Department of Biological Sciences, Creative Research Initiatives Center for Chromatin Dynamics, Seoul National University, Seoul 151-742, South Korea.
Biochem Biophys Res Commun. 2010 Feb 26;393(1):179-84. doi: 10.1016/j.bbrc.2010.01.118. Epub 2010 Feb 1.

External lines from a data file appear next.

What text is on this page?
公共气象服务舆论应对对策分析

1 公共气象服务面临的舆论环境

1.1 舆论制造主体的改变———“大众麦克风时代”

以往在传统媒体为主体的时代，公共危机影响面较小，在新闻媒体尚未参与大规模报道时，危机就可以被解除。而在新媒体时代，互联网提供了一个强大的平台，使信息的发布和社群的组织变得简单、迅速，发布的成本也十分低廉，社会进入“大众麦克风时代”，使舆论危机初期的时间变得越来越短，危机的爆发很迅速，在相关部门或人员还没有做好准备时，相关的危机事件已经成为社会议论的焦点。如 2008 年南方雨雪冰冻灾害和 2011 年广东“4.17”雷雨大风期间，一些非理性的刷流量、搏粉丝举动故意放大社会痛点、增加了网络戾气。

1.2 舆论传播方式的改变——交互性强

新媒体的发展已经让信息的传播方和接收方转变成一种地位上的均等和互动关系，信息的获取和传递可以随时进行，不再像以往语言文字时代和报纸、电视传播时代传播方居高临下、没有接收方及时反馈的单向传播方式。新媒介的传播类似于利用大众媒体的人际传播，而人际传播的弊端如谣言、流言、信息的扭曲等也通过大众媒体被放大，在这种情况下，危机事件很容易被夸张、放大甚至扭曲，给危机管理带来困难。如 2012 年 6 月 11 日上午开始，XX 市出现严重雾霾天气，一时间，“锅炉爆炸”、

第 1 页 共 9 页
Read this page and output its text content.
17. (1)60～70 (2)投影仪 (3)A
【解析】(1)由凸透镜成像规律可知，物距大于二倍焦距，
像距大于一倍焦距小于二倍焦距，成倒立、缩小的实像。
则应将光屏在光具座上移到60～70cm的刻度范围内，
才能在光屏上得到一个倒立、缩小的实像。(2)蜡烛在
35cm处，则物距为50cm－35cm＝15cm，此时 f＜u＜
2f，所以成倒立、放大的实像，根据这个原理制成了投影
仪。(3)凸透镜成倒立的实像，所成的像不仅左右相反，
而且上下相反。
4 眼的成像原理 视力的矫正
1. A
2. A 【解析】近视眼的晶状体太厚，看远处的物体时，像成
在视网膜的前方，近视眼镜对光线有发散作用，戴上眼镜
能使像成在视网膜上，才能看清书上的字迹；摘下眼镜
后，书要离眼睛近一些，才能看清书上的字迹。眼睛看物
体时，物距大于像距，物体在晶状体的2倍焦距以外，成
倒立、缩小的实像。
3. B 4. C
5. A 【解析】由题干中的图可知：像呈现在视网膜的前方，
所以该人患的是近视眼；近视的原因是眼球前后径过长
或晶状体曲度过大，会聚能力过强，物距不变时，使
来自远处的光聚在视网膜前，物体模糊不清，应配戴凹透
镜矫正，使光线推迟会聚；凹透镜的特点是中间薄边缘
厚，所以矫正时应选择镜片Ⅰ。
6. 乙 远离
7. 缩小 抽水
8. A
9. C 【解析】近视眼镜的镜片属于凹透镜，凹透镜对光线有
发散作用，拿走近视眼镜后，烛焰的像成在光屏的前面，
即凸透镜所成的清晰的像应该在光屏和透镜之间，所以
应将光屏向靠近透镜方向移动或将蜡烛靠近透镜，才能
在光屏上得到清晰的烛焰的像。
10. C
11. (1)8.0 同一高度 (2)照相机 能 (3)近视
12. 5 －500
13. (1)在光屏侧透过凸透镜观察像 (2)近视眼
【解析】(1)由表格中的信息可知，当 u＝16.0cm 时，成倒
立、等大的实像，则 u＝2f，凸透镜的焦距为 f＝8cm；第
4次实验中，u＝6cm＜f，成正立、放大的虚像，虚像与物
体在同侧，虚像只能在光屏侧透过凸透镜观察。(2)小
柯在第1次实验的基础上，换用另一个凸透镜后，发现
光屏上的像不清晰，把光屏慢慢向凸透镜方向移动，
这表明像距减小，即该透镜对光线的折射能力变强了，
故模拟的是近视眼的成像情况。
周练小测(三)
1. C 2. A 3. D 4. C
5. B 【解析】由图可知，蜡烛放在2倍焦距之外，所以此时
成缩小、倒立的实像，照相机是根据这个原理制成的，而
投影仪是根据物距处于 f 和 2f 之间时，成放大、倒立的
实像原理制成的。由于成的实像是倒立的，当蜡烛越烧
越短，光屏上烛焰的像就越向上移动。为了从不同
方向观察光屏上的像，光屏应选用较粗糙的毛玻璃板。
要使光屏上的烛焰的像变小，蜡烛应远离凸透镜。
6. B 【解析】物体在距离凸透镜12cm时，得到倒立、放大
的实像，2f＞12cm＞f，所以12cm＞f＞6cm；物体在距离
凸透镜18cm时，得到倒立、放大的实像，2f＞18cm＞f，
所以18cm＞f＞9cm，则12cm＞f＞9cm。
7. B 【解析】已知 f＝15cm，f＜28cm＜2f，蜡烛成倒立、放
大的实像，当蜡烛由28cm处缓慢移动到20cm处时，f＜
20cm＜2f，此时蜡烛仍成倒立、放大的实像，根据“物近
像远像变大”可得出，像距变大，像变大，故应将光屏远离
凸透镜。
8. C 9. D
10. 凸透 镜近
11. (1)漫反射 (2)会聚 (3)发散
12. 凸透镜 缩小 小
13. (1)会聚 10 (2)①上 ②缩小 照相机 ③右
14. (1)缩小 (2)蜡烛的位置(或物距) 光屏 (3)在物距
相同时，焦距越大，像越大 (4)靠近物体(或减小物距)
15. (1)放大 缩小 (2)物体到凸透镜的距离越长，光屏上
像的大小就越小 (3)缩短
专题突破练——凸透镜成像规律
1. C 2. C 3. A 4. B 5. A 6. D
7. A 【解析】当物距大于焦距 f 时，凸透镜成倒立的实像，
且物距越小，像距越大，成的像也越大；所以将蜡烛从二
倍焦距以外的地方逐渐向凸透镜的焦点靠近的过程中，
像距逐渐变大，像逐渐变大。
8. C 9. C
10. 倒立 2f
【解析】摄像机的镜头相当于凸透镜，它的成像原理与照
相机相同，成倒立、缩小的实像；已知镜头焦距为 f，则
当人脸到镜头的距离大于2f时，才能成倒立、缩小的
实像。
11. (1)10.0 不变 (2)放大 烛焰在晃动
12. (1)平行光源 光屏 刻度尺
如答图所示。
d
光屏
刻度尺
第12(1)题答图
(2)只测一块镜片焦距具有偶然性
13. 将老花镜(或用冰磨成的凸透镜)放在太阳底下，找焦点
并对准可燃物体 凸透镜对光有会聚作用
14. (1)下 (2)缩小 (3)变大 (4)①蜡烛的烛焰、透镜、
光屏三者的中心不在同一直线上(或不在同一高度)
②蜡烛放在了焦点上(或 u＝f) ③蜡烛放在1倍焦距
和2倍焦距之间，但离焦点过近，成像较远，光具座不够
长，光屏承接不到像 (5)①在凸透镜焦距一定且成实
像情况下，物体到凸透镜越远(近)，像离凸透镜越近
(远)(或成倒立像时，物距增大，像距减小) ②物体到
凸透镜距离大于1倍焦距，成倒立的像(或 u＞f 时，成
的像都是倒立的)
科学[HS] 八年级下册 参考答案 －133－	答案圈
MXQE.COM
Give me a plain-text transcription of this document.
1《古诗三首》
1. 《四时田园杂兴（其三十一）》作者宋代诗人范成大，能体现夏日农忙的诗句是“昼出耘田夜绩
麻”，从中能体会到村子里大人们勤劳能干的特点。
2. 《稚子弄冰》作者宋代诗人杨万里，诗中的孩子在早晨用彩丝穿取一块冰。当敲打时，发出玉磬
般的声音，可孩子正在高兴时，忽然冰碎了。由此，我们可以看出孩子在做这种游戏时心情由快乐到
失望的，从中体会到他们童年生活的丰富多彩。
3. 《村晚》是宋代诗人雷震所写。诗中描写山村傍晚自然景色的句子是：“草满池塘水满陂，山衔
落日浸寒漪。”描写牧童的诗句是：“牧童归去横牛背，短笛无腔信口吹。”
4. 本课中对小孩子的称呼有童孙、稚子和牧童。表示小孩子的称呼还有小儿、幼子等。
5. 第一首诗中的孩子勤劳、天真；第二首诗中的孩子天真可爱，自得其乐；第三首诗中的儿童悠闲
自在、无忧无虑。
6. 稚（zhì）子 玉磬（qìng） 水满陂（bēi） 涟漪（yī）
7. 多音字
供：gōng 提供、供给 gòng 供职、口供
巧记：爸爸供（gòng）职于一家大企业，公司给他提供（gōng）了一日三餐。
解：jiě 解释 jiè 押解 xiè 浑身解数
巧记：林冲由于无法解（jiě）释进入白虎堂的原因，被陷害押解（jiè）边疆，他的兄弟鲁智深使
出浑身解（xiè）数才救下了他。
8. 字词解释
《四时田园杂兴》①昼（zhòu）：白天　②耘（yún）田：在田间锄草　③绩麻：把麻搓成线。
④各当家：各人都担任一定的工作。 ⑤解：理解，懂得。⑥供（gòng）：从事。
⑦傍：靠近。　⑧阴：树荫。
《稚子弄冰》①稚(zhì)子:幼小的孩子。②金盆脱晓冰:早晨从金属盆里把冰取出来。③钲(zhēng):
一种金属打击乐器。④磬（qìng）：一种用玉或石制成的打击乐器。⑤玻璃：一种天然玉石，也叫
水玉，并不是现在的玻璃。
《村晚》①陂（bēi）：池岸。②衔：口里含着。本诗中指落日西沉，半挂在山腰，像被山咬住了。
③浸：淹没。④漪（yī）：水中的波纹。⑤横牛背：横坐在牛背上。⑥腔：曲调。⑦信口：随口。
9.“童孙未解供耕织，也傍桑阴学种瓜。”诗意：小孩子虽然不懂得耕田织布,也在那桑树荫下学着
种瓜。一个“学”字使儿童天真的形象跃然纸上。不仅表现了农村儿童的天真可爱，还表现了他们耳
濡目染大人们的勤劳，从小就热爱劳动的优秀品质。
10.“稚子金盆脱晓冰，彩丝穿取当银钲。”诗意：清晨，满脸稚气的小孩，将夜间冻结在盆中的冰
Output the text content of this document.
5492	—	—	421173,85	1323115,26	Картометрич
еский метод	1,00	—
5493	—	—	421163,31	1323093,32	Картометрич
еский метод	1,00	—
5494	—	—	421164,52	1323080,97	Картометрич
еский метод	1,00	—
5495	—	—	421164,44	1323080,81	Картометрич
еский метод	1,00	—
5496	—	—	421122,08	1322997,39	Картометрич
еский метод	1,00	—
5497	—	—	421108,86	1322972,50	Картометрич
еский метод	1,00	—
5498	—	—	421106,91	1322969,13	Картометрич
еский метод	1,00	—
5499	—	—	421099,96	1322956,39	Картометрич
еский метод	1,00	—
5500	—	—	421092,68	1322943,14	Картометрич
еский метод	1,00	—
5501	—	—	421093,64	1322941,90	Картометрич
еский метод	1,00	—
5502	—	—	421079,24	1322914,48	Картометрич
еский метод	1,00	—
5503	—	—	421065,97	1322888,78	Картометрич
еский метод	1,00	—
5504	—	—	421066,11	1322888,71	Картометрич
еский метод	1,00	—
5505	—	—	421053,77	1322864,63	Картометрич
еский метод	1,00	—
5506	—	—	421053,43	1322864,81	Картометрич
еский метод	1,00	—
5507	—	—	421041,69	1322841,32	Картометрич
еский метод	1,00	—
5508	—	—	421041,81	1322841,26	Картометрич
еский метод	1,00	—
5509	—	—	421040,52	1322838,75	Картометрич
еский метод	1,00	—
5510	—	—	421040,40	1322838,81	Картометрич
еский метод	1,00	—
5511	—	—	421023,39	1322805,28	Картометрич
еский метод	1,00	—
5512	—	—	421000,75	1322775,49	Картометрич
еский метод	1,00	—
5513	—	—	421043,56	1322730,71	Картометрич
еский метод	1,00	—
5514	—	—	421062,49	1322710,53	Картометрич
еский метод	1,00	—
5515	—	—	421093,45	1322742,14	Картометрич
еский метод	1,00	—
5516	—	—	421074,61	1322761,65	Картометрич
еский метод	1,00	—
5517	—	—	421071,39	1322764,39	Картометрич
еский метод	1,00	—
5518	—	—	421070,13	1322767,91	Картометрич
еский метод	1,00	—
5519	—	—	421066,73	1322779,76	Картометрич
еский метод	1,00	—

KAI1 is a metastasis suppressor gene known to inhibit cancer metastasis without affecting primary tumorigenicity. Although KAI1 expression has been reported to undergo transcriptional regulation, how its expression is up- or down-regulated by specific upstream signaling pathways has not been studied in detail. In this study, we characterized the regulatory elements within the 500bp upstream region of mouse KAI1 gene and identified a functional hypoxia-response element (HRE) within the promoter region. Hypoxia-dependent induction of KAI1 was directly mediated by hypoxia-inducible factor (HIF)-1alpha binding on the promoter, which subsequently caused increased recruitment of RNA polymerase II for transcriptional activation. The failure of HIF-1alpha recruitment to the KAI1 promoter was observed in Hif-1alpha knockout mouse embryonic fibroblasts. Furthermore, KAI1 protein synthesis was markedly increased in ischemic tissues, suggesting that KAI1 is a hypoxia target gene in vivo.
KAI1 是一种转移抑制基因,已知其能抑制癌症转移而不影响原发性肿瘤形成。尽管已有报道称 KAI1 的表达受到转录调控,但特定的上游信号通路如何上调或下调其表达尚未详细研究。在这项研究中,我们对小鼠 KAI1 基因上游 500bp 区域的调控元件进行了特征分析,并在启动子区域内鉴定到了一个功能性缺氧反应元件(HRE)。缺氧诱导因子(HIF)-1α在启动子上的结合直接介导了 KAI1 的缺氧依赖性诱导,进而导致 RNA 聚合酶 II 的募集增加,从而实现转录激活。在 Hif-1alpha 基因敲除的小鼠胚胎成纤维细胞中观察到 HIF-1α无法募集到 KAI1 启动子。此外,在缺血组织中,KAI1 蛋白的合成显著增加,这表明 KAI1 是体内的一个缺氧靶基因。